A (K3C154) The importance of good working relationships in the setting
We work closely as a team to provide and deliver a professional, friendly and consistent environment and care for the children. This involves all of us being part of the weekly planning of activities and independent learning opportunities across the EYFS curriculum. Our planning is incorporated in the six early year’s curriculum stages. Some of these activities will be adult led or with adult engagement but we also provide different stimuli through independent learning opportunities. We also ensure that we provide weekly ‘key person’ time when possible to ensure that we know the children in our group really well so that the children can feel emotional secure with familiar people. The overall environment of the nursery is warm and friendly with many displays of the children’s finished work helping to promote that all the children are valued and given them a feeling of belonging. We also ensure that all areas, activities and equipment within the nursery are appropriate to the children’s age and abilities and that all areas are clear, safe and secure. All activities and equipment are accessible for the inclusion of all children regardless of any special needs or disabilities. • Promotes good and positive behaviour for the children. • Creates a good welcoming and secure atmosphere for children and adults. • Helps the transition for both parents/carers and children into a new environment. • Promotes a professional, friendly, consistent environment in which the children can benefit and learn from. • Act as a role model for the children.
• Creates a positive environment where the children feel valued, safe and comfortable. • Makes you feel valued and enjoy your role.
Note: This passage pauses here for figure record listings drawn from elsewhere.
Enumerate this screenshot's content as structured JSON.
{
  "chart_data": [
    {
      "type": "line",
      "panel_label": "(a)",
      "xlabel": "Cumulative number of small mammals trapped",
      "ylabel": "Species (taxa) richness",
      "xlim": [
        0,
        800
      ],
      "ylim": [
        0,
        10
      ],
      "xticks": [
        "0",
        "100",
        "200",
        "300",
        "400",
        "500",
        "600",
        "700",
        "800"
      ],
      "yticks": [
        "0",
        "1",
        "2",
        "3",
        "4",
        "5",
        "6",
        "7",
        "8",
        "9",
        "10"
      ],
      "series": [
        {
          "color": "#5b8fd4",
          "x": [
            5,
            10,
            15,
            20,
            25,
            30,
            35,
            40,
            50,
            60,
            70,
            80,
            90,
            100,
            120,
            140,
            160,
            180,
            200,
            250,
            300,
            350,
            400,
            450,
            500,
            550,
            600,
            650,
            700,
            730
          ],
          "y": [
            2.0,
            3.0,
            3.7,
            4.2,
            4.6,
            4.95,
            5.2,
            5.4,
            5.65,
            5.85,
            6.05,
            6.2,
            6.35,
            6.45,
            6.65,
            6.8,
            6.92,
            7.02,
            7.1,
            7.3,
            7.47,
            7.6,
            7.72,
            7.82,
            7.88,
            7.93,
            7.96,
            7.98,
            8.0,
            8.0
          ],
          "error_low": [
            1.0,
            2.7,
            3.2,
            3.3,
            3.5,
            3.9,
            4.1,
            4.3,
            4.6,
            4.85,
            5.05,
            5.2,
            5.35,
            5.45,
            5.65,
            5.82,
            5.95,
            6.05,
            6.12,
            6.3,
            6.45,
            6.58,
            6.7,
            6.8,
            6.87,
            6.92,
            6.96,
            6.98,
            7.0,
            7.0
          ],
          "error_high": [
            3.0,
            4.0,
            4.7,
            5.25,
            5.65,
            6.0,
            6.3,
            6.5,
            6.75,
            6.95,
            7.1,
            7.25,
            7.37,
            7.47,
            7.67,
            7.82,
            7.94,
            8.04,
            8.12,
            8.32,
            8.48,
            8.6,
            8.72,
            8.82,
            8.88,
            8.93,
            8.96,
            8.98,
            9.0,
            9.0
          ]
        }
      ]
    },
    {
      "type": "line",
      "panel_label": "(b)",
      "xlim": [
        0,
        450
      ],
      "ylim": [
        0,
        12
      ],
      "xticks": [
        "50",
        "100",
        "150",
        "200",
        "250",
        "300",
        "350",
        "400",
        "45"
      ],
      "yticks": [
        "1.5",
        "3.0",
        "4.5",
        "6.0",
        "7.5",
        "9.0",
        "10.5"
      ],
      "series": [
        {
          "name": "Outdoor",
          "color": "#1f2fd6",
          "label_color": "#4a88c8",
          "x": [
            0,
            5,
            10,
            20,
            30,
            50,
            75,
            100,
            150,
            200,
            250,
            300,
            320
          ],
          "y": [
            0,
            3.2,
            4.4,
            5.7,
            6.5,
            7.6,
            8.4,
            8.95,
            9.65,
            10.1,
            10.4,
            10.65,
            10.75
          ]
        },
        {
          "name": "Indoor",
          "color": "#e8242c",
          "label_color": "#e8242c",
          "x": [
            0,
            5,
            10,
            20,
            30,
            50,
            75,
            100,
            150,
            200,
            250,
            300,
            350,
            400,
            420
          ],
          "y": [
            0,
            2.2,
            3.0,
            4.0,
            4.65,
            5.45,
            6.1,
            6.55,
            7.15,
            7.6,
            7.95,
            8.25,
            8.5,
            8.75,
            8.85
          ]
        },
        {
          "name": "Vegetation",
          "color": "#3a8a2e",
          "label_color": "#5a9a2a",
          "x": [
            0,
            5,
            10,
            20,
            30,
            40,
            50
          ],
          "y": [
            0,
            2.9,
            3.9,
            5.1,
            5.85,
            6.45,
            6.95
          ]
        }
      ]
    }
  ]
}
• Promotes good communication between adults and children. • It encourages and promotes sharing and exchanging information. • It enables honest, open communication.
• The children will feel that their views, feelings and opinions are valued. • Trust and emotional support for the children.
• Will develop the children self esteem, confidence and independence. • Practitioners can share ideas, views, feelings, opinions and develop excellent working practice. • Practitioners can help support each other in times of difficulties.
B (K3C155) Relevant legal requirements covering the way you relate to and interact with children The relevant requirements covering the way we relate to and interact with children are The United Nations Convention On The Rights Of Children 1989, this legislation ensures that children are listened to, shown respect and have the right to make choices (within reason). They must be protected from discrimination and have the right to freedom of expression. The Children’s Act 1989 brings together various pieces of legislation; it covers child protection and the responsibilities a parent must adhere to, as well as ensuring that children’s welfare is of a paramount importance. Some of the ways I uphold the legal requirements within my setting are by ensuring that I treat children as valued human beings, treating them with respect, meeting their needs and by not discriminate against any child or adult regardless of gender, religion, culture, beliefs, ethnicity or disability. No child is excluded and adaption are made such as lowering or raising table tops to allow wheelchair users easy access for disabled children. I listen to what the children have to say and except their opinions. I do not use physical or mental abuse and ensure that no child is put at risk by allowing them to be left alone with any adult within my setting. I always praise children for their efforts and support their learning and ensure that I don not discuss any information regarding the children in my care with others accept on a need to know basis and other professionals, and maintain confidentiality at all times.